When they crossed the border the previous day, Russian FSB officers checked their phones and documents and asked them questions, including their opinion of an invasion that the Kremlin officially calls a “special military operation” or SVO.

“They asked me about my attitude towards the SVO – is it positive, negative or neutral,” he says.

“I wanted to give them a talking-to, to tell them I was born in the Soviet Union when we were one people, and no one could possibly have believed that this could happen. But they told me just to stick to the questions, so I answered ‘neutral’. What else could I say? They might have stopped me leaving if I’d told the truth.”

Alexei (70), who declined to give his surname, has just arrived in Sumy after travelling to the border from Donetsk in eastern Ukraine, a city controlled by Russia and its DNR proxy militia since 2014.

“I’ve seen so many different people in charge of Donetsk – the Soviets, Ukraine, now this DNR and the Russians. I can tell you that Donetsk is ruined. There’s theft and looting and destruction everywhere. They’re killing the city, it’s hopeless now” he says.

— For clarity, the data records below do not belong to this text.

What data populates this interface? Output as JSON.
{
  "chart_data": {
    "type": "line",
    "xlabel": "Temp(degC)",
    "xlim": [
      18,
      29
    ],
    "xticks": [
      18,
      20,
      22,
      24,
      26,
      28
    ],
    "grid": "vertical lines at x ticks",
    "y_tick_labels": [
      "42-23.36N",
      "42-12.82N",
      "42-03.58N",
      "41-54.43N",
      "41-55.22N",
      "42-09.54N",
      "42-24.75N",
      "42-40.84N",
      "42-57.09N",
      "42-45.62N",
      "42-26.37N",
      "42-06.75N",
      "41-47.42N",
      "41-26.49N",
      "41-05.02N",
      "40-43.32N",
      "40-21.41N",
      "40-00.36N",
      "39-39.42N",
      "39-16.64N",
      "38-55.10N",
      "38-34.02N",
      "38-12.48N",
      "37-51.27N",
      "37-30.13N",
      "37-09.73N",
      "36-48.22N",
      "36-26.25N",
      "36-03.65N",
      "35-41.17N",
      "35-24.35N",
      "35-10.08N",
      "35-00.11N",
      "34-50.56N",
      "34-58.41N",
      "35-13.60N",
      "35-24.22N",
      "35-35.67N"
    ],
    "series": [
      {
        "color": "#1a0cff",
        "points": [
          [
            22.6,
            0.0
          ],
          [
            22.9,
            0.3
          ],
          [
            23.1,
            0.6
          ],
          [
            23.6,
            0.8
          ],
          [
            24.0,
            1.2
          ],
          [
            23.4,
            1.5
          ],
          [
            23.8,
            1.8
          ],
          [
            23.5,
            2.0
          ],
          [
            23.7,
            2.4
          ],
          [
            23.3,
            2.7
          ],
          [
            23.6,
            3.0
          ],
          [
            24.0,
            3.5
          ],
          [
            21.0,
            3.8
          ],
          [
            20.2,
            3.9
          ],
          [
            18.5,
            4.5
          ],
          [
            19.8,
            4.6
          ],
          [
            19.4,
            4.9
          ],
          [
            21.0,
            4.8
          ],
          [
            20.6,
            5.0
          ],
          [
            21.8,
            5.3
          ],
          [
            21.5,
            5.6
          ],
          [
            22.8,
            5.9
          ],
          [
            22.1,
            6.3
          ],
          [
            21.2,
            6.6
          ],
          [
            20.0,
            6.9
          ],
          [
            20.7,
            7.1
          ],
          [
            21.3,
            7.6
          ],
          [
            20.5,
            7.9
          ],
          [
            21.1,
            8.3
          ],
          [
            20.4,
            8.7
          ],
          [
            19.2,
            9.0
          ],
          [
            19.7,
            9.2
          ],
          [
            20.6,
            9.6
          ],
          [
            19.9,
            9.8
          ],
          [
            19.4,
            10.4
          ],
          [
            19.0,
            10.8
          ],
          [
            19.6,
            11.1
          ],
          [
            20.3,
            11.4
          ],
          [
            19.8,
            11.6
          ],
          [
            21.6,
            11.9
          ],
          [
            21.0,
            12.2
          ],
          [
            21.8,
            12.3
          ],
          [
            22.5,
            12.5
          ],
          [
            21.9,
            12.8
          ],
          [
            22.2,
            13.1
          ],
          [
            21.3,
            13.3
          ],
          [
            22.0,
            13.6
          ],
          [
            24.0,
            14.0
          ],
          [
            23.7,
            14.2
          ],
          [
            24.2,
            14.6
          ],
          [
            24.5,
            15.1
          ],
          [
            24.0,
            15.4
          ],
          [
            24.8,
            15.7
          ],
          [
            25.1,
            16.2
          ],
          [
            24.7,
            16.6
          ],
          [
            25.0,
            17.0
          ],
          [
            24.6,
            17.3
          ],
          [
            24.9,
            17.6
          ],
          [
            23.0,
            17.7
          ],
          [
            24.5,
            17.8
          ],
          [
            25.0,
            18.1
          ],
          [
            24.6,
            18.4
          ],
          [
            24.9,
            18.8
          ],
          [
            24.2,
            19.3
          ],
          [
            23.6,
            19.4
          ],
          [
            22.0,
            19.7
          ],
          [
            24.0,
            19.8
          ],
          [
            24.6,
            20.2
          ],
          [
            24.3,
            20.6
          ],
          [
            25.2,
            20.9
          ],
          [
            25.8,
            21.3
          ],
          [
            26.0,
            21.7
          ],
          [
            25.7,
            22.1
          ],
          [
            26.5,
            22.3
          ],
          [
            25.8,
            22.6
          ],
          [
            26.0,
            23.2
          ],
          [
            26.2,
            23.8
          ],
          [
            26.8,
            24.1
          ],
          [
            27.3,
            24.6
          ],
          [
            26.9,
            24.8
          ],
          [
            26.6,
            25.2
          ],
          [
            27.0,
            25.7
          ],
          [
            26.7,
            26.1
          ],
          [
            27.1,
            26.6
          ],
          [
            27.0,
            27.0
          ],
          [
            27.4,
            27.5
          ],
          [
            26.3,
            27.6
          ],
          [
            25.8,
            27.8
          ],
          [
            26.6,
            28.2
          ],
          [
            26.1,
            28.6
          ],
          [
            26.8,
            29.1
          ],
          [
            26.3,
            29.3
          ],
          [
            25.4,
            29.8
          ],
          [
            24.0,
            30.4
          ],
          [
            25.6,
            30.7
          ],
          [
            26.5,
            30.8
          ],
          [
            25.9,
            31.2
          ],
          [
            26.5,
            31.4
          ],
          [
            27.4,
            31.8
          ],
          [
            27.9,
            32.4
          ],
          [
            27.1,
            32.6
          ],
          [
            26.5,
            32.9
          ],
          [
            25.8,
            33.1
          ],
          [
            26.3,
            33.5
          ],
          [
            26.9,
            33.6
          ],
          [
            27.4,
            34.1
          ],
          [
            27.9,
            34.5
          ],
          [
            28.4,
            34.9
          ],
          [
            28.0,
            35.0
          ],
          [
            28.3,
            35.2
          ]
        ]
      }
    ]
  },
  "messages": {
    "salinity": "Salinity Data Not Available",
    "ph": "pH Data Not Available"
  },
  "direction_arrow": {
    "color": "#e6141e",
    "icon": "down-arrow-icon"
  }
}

“And I’ve had it up to here with the constant Russian propaganda that you hear everywhere there,” says Alexei , who is moving with his wife to Kyiv.

I don’t feel that anywhere in Ukraine is fully safe or stable. And this corridor is like this. No one knows what could happen

—  Kateryna Arisoy

In one year, Pluriton has helped more than 20,000 Ukrainians from occupied territory return home via Sumy region, and Arisoy understands their plight.

She is from Bakhmut, a small city 85km from Donetsk that Russian forces almost obliterated during months of intense shelling before finally occupying last May.

“As more time passes my hope of one day returning to Bakhmut is going. No one lives there now, only Russian military. There is nothing left. You can’t even say they captured Bakhmut, because they captured only ruins.”

She says the border crossing in Sumy is a “last chance” for people fleeing occupied territory. It also serves as a so-called humanitarian corridor for exchanges of prisoners and soldiers’ bodies, but no one knows how long it will stay open – especially as shelling and skirmishes intensify in the area and local villages are evacuated.

“I don’t feel that anywhere in Ukraine is fully safe or stable. And this corridor is like this. No one knows what could happen.”

Shutenko’s future is also unclear. He has no close relatives in Ukraine and – despite his remarkable CV – he is having difficulty finding a teaching job in the middle of the academic year, when funding for everything in the country, including education, is tight.

“My plan for now is to stay in Sumy. It seems like a nice city. Local people say it’s terrible to be so near the Russian border and to hear shelling sometimes, but for me, coming from Mariupol, what’s really bad is when they demolish your home, there are tanks in the courtyard and neighbouring buildings are on fire,” he says.

“It’s like Kateryna says – we’ve been reduced to zero. You had something, then you lost everything and now what? You can’t mourn over what you’ve lost, because that’s not going to help. You just have to start all over again.”